It’s not hard for Carin Bondar to turn anything into a science lesson.
And it’s not hard to learn about science when she’s the one doing the teaching.
It’s not just because she often explores the biology of sex — the why and, sometimes more intriguingly, how animals do what they do to procreate.
Bondar has an almost instinctive awareness that if you want to attract an audience in the hopes of passing on your knowledge, you’ve got to put on a bit of a show.
Her Wild Sex YouTube videos have been viewed more than 60 million times. Millions more viewers watch her on Discovery Channel’s Outrageous Acts of Science. (She’s on her 100th episode.) Her Seeker Wild Facebook videos get hundreds of thousands of views each, and when it comes to showing how giraffes do it, more than two million people have been transfixed by her explanation of the mechanics of it all. (It involves drinking pee and the female’s very strong legs.)
There’s also her hosting gig on The World’s Oddest Animal Couples, which is on Netflix.
TEDGlobal was so intrigued, it asked her to share a few insights from her book Wild Sex.
On Sept. 18, Bondar will be the headline speaker at Et Al III: The Ultimate Bar Science Night at the Rio Theatre. A collaboration between Curiosity Collider, Nerd Nite Vancouver and Science Slam Canada, organizers invite everyone to come dressed as their favourite scientist.
She’ll talk about “the great themes of sex and death across the animal kingdom” and take part in The Science Slam which will be “cheeky and silly and fabulous” (and not for children).
Fascinated by the world around her, everything she does becomes an opportunity to learn and discover more about the species with which we share the planet.
We got our own personal science lesson on Kitsilano Beach in Vancouver.
Our photographer wanted to take her picture walking in the low tide of English Bay. On her way to the water’s edge Bondar reaches down to pick up a collection of shells, prompting a little lesson on bivalves. Oh, here’s some sea lettuce.

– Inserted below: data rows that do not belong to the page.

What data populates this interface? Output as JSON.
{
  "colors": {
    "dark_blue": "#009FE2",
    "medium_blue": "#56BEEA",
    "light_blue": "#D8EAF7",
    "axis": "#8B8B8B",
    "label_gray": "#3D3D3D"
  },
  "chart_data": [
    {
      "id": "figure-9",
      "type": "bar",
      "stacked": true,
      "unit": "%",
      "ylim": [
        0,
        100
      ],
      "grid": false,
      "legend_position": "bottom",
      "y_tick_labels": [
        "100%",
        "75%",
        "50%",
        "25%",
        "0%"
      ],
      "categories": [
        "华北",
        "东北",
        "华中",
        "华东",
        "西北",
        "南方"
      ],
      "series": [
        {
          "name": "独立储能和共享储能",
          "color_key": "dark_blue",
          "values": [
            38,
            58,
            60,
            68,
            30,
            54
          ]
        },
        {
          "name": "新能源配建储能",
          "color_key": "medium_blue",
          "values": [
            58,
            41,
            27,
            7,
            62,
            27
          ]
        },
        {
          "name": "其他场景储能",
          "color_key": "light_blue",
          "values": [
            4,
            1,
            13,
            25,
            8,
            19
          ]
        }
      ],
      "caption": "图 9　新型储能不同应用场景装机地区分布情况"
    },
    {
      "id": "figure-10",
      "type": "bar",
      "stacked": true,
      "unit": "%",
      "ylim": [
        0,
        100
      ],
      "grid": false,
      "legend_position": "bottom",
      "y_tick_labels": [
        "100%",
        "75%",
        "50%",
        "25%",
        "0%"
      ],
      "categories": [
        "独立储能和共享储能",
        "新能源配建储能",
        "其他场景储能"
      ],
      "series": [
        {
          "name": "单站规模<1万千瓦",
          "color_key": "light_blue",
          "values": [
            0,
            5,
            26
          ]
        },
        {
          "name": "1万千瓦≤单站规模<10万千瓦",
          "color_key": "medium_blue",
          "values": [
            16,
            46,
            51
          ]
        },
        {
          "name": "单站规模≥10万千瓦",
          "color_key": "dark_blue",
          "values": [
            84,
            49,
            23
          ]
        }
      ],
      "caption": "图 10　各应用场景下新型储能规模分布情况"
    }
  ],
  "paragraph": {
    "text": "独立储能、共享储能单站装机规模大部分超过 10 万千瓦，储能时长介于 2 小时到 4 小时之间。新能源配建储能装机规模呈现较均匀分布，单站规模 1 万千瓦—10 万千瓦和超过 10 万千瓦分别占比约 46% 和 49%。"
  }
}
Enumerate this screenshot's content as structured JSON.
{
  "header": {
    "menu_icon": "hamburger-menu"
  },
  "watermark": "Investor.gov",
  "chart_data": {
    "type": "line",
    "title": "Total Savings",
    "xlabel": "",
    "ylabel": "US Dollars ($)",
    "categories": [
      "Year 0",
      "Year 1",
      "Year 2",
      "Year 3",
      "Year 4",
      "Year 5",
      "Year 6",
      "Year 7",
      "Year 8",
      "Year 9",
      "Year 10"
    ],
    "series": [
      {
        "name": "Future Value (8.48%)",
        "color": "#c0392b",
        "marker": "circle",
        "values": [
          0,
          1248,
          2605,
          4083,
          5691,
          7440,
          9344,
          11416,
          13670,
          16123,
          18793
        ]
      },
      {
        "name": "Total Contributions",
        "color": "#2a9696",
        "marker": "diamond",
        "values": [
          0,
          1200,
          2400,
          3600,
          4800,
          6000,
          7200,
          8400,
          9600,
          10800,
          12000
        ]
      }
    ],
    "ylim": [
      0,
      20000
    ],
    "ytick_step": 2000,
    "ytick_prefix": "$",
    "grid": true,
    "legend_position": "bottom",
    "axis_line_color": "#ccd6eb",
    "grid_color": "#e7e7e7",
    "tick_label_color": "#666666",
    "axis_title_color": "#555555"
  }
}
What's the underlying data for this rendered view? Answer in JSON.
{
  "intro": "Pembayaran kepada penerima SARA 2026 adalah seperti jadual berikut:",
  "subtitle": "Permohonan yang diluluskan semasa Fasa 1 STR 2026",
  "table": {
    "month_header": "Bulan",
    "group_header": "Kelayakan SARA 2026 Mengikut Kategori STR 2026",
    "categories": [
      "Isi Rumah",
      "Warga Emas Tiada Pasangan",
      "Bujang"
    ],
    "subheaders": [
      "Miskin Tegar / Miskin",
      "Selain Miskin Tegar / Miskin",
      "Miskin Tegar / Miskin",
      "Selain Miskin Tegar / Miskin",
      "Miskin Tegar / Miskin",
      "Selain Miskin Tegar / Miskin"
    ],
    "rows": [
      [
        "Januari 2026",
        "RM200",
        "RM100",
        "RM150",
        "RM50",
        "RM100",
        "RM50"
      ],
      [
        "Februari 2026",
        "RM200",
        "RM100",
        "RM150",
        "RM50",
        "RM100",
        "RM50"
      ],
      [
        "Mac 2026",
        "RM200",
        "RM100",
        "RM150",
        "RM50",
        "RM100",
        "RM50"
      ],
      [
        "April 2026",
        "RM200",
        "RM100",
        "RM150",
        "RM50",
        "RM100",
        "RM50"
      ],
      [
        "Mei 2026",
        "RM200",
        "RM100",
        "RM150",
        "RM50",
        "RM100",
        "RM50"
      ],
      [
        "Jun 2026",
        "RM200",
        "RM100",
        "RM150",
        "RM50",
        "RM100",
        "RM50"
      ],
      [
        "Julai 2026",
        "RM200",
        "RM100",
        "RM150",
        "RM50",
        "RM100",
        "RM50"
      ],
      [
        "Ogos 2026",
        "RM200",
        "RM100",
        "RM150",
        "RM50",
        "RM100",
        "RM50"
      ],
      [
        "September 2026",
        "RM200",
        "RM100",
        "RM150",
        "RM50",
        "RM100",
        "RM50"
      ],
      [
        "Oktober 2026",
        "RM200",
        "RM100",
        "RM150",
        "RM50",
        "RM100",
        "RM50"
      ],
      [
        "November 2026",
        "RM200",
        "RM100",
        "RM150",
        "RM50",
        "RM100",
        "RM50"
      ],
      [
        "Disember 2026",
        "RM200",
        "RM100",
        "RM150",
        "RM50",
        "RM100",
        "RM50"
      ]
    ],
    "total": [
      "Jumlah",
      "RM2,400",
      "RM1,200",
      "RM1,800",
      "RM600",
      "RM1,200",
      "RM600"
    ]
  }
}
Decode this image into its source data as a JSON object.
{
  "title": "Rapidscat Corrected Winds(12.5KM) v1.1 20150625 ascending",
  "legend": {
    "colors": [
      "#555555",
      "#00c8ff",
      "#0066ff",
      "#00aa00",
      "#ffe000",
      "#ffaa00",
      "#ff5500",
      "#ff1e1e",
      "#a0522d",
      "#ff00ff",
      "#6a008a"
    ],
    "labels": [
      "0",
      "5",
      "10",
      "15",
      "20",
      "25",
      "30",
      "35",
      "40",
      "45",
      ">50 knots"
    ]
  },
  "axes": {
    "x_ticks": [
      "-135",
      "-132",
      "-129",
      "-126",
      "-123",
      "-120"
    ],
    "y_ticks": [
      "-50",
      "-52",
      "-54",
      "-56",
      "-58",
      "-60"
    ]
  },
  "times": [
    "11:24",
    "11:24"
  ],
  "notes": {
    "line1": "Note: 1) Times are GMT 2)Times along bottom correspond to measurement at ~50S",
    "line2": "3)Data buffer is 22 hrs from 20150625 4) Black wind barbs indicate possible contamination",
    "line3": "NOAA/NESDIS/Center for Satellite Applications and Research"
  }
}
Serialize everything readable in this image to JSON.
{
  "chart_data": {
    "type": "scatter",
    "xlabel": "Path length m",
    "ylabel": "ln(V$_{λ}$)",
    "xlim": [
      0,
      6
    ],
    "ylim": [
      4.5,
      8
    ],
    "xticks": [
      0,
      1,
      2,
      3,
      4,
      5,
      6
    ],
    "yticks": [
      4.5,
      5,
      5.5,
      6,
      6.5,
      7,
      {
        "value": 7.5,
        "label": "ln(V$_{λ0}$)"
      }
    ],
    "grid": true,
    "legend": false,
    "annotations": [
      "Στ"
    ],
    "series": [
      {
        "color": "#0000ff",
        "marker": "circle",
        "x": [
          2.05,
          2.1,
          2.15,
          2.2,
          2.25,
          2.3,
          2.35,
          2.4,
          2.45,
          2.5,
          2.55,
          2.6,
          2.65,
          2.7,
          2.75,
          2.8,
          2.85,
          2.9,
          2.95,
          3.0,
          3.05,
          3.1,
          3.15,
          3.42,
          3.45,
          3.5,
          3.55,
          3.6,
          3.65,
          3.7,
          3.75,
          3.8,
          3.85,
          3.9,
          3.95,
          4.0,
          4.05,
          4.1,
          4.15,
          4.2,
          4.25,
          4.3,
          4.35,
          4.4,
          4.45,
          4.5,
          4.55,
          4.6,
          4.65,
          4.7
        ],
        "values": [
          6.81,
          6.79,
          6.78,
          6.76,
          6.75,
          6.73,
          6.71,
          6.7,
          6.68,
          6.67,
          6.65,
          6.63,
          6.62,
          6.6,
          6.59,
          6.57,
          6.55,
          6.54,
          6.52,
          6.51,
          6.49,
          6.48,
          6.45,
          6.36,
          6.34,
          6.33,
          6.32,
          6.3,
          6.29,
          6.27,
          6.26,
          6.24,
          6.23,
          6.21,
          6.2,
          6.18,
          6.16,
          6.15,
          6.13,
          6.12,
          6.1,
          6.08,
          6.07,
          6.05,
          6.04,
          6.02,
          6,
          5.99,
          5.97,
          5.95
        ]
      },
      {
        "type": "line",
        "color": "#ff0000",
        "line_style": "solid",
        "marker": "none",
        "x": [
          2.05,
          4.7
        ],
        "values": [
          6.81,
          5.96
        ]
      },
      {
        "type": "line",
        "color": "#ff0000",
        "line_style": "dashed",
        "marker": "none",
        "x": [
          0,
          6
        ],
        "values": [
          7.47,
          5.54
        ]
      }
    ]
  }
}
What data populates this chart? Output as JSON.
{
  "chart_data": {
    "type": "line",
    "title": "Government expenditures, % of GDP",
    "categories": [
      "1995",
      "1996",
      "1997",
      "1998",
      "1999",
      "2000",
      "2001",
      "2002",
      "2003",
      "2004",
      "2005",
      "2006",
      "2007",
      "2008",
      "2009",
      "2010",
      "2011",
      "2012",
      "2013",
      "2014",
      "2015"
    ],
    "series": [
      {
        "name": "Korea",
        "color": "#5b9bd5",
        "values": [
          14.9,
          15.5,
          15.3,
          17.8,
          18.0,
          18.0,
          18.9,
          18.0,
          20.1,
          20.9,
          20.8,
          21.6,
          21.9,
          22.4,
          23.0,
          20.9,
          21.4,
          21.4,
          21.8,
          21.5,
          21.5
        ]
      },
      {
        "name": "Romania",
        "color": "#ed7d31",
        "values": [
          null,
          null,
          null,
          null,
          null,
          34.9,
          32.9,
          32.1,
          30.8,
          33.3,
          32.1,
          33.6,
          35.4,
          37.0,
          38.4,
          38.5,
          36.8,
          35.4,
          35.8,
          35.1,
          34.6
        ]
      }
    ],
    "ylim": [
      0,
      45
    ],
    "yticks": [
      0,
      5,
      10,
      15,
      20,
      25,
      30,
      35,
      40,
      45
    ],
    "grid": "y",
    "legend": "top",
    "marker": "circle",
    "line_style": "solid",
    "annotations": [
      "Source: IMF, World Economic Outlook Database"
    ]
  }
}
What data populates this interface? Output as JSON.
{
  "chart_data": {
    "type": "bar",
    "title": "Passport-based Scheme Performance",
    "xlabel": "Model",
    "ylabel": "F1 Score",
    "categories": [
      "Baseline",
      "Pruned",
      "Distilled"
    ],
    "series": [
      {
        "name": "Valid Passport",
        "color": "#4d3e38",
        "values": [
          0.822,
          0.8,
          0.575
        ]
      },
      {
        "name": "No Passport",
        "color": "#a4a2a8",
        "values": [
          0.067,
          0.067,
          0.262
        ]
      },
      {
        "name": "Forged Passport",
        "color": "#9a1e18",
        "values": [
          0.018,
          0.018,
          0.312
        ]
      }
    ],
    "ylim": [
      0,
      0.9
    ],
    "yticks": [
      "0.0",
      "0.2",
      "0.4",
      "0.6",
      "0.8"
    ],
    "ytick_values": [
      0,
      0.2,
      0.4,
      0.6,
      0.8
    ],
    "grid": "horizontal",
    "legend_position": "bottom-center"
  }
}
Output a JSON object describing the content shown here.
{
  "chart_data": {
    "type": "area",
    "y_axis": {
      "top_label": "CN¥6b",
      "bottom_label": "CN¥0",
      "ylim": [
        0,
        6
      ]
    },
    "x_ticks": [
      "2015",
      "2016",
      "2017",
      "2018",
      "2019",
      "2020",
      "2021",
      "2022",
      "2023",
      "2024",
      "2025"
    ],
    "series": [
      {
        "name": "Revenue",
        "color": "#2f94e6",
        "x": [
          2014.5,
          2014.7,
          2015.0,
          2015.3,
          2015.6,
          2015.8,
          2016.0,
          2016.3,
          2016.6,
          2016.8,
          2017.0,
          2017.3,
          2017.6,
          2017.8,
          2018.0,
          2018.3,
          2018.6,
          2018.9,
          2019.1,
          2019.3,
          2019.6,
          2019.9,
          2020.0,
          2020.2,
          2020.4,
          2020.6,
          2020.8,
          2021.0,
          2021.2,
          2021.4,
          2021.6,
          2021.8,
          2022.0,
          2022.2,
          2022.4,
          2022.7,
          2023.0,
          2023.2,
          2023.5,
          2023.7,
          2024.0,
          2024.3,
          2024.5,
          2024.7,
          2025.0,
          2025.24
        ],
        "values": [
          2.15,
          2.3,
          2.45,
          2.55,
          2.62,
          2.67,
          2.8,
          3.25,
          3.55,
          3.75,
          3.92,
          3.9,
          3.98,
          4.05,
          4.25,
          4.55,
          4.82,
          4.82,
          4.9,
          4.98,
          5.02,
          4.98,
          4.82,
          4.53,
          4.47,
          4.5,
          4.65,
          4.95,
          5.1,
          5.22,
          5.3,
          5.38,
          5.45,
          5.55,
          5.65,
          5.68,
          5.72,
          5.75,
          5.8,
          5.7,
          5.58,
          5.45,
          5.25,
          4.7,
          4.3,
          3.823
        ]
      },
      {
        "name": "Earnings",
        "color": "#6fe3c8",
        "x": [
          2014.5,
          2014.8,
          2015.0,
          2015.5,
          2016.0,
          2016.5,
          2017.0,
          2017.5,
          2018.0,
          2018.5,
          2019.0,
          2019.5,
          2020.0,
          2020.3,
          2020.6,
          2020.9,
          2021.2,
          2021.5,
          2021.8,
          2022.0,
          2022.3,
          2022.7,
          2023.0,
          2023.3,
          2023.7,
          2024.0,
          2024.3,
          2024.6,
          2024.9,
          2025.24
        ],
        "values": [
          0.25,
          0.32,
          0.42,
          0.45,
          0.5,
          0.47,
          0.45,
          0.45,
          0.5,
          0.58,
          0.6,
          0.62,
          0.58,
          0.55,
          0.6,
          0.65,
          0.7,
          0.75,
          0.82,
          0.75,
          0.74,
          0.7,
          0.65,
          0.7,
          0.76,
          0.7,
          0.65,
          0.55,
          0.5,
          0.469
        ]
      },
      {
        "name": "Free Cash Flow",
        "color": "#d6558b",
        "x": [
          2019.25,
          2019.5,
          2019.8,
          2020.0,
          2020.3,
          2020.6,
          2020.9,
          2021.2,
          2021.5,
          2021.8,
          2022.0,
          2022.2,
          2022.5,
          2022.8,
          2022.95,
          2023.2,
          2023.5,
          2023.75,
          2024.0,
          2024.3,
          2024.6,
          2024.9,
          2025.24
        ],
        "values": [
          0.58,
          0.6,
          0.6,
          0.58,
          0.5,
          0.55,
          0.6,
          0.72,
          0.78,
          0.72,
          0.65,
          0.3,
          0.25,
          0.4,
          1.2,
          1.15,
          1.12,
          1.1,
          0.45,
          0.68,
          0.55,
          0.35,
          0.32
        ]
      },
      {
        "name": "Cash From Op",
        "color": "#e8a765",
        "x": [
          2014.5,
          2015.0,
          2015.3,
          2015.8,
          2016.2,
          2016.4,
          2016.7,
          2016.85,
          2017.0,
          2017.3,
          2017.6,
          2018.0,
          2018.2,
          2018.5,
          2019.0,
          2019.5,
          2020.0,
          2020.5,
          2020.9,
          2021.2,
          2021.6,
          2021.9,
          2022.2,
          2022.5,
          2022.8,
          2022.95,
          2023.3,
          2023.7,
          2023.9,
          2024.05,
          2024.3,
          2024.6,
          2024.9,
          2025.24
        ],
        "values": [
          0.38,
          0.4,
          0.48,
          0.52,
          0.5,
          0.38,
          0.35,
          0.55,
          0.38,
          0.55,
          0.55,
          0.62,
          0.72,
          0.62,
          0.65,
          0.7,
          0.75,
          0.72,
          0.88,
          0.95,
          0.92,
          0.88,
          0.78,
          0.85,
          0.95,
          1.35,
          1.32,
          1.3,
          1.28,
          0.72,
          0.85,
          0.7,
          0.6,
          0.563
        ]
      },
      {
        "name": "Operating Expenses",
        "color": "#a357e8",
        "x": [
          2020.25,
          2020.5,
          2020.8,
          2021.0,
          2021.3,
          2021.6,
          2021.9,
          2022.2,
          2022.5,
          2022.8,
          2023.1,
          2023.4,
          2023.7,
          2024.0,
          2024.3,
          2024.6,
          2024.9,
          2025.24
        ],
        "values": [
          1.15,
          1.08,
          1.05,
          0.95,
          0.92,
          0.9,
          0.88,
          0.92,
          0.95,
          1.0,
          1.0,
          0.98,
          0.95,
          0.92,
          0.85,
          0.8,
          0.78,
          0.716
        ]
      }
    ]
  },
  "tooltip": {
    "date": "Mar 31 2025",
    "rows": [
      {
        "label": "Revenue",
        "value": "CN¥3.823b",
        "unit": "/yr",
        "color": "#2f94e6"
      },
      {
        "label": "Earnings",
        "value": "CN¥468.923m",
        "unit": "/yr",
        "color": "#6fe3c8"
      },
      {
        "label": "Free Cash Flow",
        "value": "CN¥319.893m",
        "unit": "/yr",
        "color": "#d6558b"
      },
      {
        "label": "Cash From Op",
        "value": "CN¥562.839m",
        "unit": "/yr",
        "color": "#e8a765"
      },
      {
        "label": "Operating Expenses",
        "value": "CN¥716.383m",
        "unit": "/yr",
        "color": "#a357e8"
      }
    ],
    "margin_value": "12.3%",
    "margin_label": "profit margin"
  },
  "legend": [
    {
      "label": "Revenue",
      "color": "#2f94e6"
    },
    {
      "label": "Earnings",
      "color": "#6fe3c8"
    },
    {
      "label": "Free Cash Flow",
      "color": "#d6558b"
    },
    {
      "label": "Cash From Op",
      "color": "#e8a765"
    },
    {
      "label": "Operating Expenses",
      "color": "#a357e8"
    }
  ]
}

Time to talk about whether it’s safe to eat it.
Just as all of the lifeforms on the beach have had to adapt to the changing tides, Bondar has also had to learn how to bend her will to the forces in life that sometimes push us in directions we aren’t prepared for.
She was in the midst of her PhD program at UBC when her father suddenly died. Her brother was dying from AIDS, and her family needed her help. She dropped out of university — or, as she puts it, “I was yanked out of my academic happy place” — and returned home to Chilliwack to run the family’s four independent movie theatres. It was a job she didn’t want or like, but she found ways to inject a little science into her day by showing short science films before the main feature. (She’s not impressed, by the way, with how science is portrayed in movies. “As a scientist, it made me more aware of how much of a struggle it is to squoosh science into our greater awareness.”)
She also fell in love, married and started having children. But no matter how busy she was, she always felt the tug back to her studies. Thanks to this newfound thing called the internet, she found a way to juggle it all. Her oldest son was two and she was eight and a half months pregnant when she defended her PhD dissertation.
Her PhD supervisor was a bit disappointed with her graduation plans: writing a science blog. But, for her, it was a way she could fulfill family and business responsibilities while carving out a career in relatively unexplored territory.
Slowly but surely, her posts drew attention; one of the first fans of her work was Scientific American, which sparked the interest of others. If she was invited to speak somewhere, be part of something scientific, she’d do it. “I was so thrilled I’d find the time to make it happen. Even though the money isn’t huge, I insisted that I had the time to do it.”
Her big break came in 2012, a year after she sold the movie theatres, when Earth Touch flew her to South Africa to write and narrate Wild Sex, a show about the evolutionary biology of sex. They shot 20 episodes in nine days.
Granted she found a subject that profoundly interests people, but her main goal is to educate.
“I take it very seriously to make science fun and interesting,” she says. Just as she groans at the way science is depicted in all those movies she watched when she was a theatre owner, she is fighting against a culture that is losing its ability to think critically.
“Think. Think. That’s what our phones have allowed us not to do,” she says.
And thinking is what her videos make you do with all of their illustrative ah-ha (and he-he) moments. No matter how entertaining her methods, she really is getting your brain to move past its pre-programmed responses to all the things that make, in the immortal words of Cole Porter, even educated fleas do it.
More recently, her energy has moved on to what happens when those evolutionary impetuses achieve their goal: motherhood.
It’s a subject in which she’s well versed. Her children are now 13, 11, eight and “almost seven.” The first three were planned, but the youngest was a bit of a surprise, the expert on how sex works sheepishly admits.
“I think ultimately what motherhood is is a total expansion of our repertoire. We become multi-taskers to a degree that’s unprecedented elsewhere,” says the author of Wild Moms. “I love to embrace the superpowers that come with it.”